12.21 Recall that inheritance information in semantic networks can be captured logically by suitable implication sentences. This exercise investigates the efficiency of using such sentences for inheritance.

a. Consider the information in a used-car catalog such as Kelly’s Blue Book—for example, that 1973 Dodge vans are (or perhaps were once) worth $575. Suppose all this information (for 11,000 models) is encoded as logical sentences, as suggested in the chapter. Write down three such sentences, including that for 1973 Dodge vans. How would you use the sentences to find the value of a particular car, given a backwardchaining theorem prover such as Prolog?

b. Compare the time efficiency of the backward-chaining method for solving this problem with the inheritance method used in semantic nets.

c. Explain how forward chaining allows a logic-based system to solve the same problem efficiently, assuming that the KB contains only the 11,000 sentences about prices.

d. Describe a situation in which neither forward nor backward chaining on the sentences will allow the price query for an individual car to be handled efficiently.

e. Can you suggest a solution enabling this type of query to be solved efficiently in all cases in logic systems? (Hint: Remember that two cars of the same year and model have the same price.)

12.22 One might suppose that the syntactic distinction between unboxed links and singly boxed links in semantic networks is unnecessary, because singly boxed links are always attached to categories; an inheritance algorithm could simply assume that an unboxed link attached to a category is intended to apply to all members of that category. Show that this argument is fallacious, giving examples of errors that would arise.

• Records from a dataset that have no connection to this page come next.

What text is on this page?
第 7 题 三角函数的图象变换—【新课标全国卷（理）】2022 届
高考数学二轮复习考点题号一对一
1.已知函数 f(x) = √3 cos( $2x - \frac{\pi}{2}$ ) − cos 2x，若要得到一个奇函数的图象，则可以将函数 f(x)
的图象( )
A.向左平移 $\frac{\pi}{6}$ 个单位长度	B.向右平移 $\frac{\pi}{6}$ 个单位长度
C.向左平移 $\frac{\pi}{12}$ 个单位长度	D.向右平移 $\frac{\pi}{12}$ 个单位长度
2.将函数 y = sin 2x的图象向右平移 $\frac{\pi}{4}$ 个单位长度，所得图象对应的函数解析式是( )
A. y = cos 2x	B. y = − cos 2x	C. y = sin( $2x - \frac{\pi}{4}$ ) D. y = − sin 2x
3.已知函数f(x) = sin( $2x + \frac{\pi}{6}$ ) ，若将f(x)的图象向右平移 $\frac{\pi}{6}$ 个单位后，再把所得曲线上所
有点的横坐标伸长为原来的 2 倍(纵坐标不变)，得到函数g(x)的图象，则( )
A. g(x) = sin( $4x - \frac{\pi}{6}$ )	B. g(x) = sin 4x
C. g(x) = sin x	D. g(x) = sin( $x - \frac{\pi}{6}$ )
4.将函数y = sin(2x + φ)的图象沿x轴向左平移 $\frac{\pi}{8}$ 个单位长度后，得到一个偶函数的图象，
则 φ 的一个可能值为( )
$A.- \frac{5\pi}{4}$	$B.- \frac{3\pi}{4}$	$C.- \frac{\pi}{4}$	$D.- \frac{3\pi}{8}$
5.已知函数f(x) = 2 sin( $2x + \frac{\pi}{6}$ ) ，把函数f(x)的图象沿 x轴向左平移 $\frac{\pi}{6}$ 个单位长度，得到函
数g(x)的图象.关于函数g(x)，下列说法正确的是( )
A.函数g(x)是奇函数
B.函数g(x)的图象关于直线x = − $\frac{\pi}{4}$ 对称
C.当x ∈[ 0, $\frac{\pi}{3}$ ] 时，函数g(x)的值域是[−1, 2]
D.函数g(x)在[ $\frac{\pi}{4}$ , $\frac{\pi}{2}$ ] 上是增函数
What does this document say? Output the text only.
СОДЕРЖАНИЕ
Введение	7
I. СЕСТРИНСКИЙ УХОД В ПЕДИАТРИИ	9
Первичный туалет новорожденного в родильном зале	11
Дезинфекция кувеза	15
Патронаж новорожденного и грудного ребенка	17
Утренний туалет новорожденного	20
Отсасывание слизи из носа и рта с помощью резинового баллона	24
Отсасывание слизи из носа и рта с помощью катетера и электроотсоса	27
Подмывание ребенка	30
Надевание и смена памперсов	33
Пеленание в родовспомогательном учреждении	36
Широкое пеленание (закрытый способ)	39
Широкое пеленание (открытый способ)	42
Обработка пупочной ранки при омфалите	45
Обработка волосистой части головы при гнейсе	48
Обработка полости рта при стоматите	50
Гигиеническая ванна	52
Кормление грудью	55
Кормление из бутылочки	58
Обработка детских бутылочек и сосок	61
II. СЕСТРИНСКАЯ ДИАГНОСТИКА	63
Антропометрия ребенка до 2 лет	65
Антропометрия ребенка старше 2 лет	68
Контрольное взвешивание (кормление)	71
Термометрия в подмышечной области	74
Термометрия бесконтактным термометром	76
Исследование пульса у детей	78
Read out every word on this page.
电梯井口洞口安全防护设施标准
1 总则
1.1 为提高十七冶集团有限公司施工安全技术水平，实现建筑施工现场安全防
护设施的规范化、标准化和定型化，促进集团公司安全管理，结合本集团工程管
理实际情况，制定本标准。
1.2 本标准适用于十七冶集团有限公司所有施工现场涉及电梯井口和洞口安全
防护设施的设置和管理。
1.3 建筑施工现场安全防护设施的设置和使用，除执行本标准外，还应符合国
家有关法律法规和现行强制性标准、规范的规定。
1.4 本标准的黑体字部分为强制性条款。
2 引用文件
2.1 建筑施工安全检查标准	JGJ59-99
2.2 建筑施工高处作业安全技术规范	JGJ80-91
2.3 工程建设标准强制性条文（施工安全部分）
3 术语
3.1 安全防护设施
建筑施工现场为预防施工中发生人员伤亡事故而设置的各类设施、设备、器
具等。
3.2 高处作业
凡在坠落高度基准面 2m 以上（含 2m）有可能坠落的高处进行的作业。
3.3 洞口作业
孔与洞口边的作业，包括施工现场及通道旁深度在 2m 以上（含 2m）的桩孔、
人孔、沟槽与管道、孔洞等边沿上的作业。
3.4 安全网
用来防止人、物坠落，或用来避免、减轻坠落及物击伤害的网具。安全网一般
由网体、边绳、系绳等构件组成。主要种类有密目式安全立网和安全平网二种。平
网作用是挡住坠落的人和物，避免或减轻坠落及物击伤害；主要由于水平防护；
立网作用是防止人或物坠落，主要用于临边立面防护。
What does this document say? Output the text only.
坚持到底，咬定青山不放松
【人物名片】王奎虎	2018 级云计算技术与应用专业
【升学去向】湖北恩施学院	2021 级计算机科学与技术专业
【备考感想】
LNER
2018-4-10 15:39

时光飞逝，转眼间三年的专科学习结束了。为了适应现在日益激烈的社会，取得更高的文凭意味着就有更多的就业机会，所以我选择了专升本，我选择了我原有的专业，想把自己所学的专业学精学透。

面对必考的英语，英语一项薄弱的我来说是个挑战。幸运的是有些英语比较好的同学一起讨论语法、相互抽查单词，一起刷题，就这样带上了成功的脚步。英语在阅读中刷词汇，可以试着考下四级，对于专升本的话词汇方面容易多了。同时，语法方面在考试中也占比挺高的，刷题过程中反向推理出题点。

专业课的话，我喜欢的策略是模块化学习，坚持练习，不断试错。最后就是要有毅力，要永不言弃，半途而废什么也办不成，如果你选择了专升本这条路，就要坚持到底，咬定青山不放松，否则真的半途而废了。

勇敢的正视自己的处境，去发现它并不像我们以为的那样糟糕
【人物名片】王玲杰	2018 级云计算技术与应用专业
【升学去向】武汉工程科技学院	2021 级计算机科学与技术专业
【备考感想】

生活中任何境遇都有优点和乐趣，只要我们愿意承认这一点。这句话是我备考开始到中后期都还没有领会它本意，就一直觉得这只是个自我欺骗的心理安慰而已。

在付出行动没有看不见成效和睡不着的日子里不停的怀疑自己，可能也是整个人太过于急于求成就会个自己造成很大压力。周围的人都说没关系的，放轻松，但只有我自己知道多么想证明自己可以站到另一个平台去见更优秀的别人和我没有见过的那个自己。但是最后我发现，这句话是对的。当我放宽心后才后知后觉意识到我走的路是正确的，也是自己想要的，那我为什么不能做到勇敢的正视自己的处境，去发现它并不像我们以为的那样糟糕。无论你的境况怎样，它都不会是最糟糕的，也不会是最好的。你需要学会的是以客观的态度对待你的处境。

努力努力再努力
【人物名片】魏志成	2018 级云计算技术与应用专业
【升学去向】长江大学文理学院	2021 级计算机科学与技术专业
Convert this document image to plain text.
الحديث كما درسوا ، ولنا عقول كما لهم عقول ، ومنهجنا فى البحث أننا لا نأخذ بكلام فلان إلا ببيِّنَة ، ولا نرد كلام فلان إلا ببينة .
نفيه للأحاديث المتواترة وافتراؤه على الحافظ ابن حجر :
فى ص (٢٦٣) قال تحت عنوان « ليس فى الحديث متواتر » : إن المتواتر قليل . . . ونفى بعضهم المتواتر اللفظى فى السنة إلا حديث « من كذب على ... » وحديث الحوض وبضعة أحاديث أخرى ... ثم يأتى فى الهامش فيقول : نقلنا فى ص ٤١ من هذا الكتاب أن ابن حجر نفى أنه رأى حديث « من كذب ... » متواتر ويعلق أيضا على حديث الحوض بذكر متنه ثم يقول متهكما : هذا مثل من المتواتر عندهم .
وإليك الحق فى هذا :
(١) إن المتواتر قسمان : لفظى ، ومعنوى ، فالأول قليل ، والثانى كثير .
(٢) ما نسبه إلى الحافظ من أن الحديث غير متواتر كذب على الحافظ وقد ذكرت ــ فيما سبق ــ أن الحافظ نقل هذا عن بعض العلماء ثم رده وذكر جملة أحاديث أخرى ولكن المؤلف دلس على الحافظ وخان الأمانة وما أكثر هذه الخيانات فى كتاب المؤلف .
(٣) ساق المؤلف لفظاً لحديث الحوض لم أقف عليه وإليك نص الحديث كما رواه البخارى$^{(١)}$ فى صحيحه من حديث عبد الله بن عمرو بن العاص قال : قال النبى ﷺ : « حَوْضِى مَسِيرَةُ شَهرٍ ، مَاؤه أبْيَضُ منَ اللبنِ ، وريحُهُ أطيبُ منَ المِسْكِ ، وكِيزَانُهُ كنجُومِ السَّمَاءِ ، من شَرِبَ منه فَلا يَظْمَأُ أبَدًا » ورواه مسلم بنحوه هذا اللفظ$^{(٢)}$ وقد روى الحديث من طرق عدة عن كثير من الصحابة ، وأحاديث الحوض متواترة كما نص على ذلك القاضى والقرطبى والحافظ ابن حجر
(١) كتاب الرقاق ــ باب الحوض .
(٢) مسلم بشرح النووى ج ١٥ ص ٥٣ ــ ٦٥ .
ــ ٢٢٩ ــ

12.23 One part of the shopping process that was not covered in this chapter is checking for compatibility between items. For example, if a digital camera is ordered, what accessory batteries, memory cards, and cases are compatible with the camera? Write a knowledge base that can determine the compatibility of a set of items and suggest replacements or additional items if the shopper makes a choice that is not compatible. The knowledge base should works with at least one line of products and extend easily to other lines.

12.24 A complete solution to the problem of inexact matches to the buyer’s description in shopping is very difficult and requires a full array of natural language processing and information retrieval techniques. (See Chapters 22 and 23.) One small step is to allow the user to specify minimum and maximum values for various attributes. The buyer must use the following grammar for product descriptions:

Description → Category [Connector Modifier ]∗

Connector → “with” | “and” | “,” Modifier → Attribute | Attribute Op Value

Op → “=” | “>” | “<”

Here, Category names a product category, Attribute is some feature such as “CPU” or “price,” and Value is the target value for the attribute. So the query “computer with at least a 2.5 GHz CPU for under $500” must be re-expressed as “computer with CPU > 2.5 GHz and price < $500.” Implement a shopping agent that accepts descriptions in this language.

12.25 Our description of Internet shopping omitted the all-important step of actually buying the product. Provide a formal logical description of buying, using event calculus. That is, define the sequence of events that occurs when a buyer submits a credit-card purchase and then eventually gets billed and receives the product.